The car says “se vende,” “for sale” in Spanish, which is something I saw all the time growing up in Puerto Rico. The painting underneath the car was based on a vintage Pan Am Caribbean travel poster. It’s my way of working at collage. I’m not someone to glue something on canvas. I have to paint it. But at the end of the day, my job as an artist is to make you look at my work. I want to paint cool shit that I’d want to have on my walls.
CULTURED: How do you work differently during East Hampton summers than in your Long Island City studio all year?
Perez: My studio in the Hamptons is really a two-car garage that a friend of mine made into a more dignified place. I work fully here from June to August. For the first seven summers, it was a completely secret studio—I loved that. Nobody saw what I did, so I learned how to make sculptures out here. The first person I had dinner with when I bought the house in East Hampton was artist David Salle, who lives nearby. He invited me out to sushi with Eric Fischl.
They are heroes of mine from when I came to New York from Puerto Rico in 1986. I felt, Wow. It has been a privilege to know the artists out here. Our house is this bohemian escape for us. I like gardening. It’s very much like the dreams you see in pictures, Picasso with his children running in the studio. In East Hampton, I’m living this dream that I saw other artists live.
CULTURED: Puerto Rico’s paradisal modernism fuels your visual language. How does the East End’s landscape affect your perspective?
Perez: In 2021, Guild Hall in East Hampton approached me to do an exhibition. I jumped on it because I wanted to do a show about Hurricane Maria and Puerto Rico. It’s something I felt would be understood in the Hamptons because it’s a beach culture that is also affected the same way. People in the Hamptons have a beautiful, natural environment that they too care deeply about.

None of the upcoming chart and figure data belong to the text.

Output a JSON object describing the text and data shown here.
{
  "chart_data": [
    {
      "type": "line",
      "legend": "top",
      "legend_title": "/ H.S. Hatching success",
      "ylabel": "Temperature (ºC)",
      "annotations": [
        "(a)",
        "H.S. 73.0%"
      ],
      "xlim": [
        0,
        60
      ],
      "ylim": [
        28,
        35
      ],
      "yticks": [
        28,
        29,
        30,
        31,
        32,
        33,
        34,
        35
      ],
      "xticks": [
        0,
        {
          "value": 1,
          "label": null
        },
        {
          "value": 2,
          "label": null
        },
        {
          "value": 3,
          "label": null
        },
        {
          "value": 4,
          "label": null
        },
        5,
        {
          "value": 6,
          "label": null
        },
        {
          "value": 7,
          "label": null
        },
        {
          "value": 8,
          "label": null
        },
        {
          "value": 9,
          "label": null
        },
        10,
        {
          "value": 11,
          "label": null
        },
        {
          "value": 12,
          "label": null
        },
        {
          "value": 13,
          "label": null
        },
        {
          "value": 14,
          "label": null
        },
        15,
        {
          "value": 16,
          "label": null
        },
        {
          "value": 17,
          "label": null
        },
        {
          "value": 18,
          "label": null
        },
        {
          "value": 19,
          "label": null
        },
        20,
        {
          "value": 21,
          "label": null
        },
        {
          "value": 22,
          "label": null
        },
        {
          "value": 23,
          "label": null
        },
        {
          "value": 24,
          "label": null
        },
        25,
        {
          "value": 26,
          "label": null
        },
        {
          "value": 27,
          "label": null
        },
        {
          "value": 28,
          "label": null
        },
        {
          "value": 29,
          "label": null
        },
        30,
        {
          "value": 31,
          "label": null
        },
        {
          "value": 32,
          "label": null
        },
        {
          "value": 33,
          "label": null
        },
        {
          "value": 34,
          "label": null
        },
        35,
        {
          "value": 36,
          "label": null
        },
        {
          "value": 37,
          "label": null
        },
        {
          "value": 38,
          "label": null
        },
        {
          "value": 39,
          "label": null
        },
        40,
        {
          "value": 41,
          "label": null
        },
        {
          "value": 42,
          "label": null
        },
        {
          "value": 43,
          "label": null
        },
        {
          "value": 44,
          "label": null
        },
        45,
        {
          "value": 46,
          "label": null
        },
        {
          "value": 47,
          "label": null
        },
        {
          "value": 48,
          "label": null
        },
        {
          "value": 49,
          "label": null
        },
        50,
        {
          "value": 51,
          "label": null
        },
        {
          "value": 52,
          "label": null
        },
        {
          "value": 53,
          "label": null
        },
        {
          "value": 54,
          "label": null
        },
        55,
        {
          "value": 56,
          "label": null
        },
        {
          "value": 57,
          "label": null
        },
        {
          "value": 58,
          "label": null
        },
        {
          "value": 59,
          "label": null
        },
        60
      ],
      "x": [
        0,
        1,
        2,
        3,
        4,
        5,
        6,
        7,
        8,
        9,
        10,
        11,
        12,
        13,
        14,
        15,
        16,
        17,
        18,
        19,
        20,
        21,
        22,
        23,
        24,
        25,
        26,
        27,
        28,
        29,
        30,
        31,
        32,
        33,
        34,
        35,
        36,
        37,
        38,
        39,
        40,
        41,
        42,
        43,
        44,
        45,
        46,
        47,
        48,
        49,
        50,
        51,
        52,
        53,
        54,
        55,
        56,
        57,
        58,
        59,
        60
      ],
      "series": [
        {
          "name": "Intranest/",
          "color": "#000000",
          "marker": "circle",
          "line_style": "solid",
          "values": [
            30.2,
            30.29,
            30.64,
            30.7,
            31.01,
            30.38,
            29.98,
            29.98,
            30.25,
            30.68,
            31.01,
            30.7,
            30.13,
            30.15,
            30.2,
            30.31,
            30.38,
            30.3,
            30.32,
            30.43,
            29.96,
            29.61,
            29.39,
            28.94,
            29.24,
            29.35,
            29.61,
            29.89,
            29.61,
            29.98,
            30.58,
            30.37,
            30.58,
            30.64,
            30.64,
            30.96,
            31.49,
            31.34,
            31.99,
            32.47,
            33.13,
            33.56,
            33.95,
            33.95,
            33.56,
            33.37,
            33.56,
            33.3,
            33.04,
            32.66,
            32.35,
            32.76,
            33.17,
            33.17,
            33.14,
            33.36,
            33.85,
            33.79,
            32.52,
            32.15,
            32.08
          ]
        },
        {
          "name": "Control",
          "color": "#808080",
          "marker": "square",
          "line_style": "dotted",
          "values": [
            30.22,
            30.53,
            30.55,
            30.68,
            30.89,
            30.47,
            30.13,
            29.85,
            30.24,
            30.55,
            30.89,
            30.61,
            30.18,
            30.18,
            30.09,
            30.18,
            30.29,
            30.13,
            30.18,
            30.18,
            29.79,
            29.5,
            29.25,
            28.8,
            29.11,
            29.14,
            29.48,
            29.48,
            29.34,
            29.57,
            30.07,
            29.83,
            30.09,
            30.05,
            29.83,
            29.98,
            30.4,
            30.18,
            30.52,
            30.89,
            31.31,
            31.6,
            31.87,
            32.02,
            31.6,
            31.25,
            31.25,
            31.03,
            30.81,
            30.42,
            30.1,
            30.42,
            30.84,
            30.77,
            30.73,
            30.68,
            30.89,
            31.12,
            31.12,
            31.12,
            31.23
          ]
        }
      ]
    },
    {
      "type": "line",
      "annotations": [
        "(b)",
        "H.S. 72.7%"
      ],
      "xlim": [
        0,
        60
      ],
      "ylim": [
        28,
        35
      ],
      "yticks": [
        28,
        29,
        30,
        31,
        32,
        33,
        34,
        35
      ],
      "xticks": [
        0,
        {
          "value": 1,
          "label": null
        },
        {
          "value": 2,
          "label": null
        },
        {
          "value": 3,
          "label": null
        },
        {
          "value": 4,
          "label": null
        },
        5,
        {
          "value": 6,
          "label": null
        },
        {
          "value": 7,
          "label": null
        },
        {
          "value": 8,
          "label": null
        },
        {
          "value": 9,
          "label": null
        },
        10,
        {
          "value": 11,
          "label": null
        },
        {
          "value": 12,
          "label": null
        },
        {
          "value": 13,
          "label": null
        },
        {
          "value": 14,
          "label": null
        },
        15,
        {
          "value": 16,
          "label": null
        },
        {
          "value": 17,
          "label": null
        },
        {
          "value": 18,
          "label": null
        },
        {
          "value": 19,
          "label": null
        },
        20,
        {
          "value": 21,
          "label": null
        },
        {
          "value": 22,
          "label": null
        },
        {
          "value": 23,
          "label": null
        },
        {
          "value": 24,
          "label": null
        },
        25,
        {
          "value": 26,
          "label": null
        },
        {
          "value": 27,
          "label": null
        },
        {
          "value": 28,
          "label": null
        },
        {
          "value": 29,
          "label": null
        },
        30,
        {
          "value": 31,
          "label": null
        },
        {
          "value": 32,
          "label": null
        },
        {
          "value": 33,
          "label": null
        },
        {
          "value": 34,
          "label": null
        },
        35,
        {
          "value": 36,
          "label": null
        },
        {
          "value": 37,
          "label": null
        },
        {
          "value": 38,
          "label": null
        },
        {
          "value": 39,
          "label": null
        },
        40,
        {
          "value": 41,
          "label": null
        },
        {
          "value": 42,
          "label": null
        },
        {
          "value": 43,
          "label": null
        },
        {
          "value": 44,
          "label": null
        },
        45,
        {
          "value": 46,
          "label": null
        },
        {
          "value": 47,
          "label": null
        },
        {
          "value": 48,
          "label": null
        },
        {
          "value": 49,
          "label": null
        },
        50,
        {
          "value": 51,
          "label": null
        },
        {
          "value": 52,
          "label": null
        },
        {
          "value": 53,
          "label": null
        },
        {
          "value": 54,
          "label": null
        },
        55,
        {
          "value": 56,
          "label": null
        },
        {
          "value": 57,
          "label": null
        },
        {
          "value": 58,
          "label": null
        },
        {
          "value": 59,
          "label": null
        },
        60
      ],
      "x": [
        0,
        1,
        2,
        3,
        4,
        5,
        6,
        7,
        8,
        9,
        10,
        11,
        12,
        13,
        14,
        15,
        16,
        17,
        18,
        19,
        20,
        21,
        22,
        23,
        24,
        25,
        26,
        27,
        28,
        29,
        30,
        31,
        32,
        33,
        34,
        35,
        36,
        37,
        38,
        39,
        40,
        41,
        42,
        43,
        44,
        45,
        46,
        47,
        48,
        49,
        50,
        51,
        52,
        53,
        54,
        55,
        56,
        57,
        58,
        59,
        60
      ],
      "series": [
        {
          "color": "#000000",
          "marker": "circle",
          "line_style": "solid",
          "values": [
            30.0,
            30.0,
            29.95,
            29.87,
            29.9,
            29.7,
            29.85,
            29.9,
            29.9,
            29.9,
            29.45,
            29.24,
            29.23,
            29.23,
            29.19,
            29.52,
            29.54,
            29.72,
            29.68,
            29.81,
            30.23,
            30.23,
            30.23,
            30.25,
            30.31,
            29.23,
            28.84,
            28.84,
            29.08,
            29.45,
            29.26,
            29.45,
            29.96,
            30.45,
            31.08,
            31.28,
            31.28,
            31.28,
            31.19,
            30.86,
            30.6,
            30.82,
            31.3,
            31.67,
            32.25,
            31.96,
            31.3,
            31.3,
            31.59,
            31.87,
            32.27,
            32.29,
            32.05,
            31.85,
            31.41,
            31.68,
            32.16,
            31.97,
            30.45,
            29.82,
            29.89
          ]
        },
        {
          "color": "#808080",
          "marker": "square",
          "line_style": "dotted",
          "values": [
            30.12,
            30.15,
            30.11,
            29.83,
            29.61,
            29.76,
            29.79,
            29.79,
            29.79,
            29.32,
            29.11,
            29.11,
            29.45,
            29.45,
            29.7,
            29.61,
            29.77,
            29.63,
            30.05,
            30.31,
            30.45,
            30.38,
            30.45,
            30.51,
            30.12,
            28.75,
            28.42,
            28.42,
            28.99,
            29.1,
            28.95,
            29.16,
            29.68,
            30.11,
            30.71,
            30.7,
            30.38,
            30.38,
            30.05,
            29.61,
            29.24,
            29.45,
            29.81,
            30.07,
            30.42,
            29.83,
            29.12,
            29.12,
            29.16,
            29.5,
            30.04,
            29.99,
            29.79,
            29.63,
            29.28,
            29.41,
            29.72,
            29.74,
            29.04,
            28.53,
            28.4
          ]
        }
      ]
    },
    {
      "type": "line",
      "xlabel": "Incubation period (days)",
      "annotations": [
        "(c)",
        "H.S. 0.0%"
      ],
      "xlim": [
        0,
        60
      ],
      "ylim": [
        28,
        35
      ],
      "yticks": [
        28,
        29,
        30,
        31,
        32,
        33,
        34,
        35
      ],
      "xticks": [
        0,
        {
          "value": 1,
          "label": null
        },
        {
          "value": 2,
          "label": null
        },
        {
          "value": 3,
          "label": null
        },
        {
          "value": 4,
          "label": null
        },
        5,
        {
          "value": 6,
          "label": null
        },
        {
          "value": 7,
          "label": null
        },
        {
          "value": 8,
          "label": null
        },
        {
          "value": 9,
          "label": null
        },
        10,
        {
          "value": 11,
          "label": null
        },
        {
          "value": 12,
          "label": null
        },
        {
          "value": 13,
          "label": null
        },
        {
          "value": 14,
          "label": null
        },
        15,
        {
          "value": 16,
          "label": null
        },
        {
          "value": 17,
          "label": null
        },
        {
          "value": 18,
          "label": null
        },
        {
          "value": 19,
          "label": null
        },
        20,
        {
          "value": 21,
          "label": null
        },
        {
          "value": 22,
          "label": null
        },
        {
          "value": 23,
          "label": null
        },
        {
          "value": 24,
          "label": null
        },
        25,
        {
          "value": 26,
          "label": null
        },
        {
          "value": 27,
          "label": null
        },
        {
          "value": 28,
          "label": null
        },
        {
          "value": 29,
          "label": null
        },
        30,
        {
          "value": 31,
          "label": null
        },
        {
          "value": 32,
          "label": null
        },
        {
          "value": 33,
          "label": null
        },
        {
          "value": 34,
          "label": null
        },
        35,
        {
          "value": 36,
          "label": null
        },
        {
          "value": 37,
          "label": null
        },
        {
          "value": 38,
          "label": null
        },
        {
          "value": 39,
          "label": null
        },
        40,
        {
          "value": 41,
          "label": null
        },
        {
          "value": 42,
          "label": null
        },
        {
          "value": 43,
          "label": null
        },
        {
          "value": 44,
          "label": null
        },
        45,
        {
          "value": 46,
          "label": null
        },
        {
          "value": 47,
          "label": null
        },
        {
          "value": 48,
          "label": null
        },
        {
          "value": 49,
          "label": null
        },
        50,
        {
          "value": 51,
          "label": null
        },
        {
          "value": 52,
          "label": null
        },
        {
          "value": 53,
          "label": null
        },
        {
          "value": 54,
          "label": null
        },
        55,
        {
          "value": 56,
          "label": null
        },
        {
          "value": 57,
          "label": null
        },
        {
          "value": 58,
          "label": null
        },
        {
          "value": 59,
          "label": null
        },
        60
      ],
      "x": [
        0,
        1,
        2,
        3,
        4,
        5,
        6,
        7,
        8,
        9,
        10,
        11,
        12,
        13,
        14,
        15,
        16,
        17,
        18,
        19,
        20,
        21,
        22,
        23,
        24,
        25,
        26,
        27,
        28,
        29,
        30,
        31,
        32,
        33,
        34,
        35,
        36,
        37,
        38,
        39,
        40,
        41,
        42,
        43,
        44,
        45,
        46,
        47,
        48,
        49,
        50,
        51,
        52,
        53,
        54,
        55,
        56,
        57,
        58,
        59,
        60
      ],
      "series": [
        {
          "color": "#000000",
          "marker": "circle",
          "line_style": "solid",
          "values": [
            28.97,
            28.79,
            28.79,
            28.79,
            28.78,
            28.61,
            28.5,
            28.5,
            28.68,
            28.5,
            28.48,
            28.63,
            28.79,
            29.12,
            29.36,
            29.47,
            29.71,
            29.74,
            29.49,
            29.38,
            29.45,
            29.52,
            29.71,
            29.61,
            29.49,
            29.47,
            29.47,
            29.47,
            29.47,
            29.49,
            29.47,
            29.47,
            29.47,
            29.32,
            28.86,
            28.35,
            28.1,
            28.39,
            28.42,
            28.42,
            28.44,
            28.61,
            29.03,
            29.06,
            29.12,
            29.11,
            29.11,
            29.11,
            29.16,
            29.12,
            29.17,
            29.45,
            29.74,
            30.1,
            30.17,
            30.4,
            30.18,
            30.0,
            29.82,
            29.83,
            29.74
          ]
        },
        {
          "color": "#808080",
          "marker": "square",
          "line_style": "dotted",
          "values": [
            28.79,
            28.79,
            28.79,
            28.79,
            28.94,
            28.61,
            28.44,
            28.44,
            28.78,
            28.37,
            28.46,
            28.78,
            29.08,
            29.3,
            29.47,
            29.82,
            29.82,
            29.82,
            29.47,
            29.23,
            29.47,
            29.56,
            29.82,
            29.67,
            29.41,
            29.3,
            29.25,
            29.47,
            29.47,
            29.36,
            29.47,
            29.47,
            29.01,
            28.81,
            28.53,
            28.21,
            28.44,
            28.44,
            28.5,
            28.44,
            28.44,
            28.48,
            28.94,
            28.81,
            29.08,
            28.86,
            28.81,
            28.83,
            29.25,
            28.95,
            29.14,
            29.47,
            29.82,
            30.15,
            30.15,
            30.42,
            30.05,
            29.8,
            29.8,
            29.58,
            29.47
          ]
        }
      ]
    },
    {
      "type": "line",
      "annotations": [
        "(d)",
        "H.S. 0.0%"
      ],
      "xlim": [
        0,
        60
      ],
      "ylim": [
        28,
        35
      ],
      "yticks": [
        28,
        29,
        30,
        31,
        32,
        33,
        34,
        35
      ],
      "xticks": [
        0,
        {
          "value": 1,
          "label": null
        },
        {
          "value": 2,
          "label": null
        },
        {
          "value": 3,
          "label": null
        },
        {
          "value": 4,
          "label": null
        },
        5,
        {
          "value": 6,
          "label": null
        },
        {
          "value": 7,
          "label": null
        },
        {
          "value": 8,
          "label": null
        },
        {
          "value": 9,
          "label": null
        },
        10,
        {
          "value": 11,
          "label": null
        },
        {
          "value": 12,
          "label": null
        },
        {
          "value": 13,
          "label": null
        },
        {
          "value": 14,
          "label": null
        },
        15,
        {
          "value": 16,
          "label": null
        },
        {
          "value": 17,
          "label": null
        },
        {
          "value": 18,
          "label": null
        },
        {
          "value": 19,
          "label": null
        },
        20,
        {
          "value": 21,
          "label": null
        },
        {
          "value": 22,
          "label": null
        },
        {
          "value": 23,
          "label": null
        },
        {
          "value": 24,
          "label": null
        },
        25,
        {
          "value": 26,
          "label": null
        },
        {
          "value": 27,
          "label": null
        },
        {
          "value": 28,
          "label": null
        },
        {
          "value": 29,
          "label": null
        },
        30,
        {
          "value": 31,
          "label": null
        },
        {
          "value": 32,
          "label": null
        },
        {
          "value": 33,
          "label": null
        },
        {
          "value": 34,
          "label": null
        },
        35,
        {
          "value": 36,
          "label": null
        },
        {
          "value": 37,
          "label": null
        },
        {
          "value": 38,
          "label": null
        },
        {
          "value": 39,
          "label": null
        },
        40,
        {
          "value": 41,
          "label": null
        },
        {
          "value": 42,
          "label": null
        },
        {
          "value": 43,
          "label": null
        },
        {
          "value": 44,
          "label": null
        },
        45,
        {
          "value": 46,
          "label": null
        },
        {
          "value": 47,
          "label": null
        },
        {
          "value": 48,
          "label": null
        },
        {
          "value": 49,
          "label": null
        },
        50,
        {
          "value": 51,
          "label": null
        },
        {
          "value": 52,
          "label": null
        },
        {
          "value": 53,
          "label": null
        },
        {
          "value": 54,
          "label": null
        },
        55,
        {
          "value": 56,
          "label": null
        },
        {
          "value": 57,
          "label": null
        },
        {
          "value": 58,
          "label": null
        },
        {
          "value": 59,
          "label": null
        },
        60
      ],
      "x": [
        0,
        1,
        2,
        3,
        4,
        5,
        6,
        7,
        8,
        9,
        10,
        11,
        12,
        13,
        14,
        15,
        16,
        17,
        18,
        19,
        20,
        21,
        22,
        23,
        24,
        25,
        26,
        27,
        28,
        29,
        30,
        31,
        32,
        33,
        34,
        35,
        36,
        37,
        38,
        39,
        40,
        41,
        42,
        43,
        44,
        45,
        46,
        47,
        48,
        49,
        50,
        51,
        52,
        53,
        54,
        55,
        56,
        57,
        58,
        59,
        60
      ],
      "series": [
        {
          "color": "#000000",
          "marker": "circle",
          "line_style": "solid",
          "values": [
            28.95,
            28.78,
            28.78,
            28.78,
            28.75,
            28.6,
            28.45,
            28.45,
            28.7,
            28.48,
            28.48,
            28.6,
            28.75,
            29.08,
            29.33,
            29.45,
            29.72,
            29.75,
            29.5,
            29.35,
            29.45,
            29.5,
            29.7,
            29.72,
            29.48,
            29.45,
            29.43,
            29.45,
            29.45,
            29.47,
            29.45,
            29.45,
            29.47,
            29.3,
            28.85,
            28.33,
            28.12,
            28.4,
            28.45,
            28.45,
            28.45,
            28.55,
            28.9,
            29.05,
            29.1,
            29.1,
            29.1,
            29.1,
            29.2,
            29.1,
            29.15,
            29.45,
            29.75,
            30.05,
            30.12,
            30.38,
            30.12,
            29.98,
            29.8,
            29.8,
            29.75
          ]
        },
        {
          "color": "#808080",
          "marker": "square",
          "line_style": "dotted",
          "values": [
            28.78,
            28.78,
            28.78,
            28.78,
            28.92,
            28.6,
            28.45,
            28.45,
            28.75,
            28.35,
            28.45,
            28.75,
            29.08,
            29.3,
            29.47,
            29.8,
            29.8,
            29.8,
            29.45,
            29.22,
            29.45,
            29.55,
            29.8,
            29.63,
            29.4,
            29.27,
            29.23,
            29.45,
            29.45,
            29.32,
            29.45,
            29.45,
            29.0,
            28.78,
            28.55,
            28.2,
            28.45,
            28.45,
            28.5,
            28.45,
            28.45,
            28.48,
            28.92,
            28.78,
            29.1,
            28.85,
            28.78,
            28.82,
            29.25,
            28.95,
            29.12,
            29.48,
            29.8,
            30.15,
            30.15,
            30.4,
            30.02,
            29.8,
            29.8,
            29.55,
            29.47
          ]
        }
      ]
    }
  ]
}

Meanwhile, my big 2022–23 survey at Museo de Arte de Puerto Rico in San Juan was originally scheduled at the Museo de Arte de Ponce, but when earthquakes and Maria damaged their building, thankfully the museum in San Juan has a great curator, Juan Carlos Lopez Quintero, who wanted to do the show. I don’t feel there is a distance between me and my painting. I’m very conscious that you’re judged against your own work. At 56, I’ve been around the art world long enough not to take anything for granted.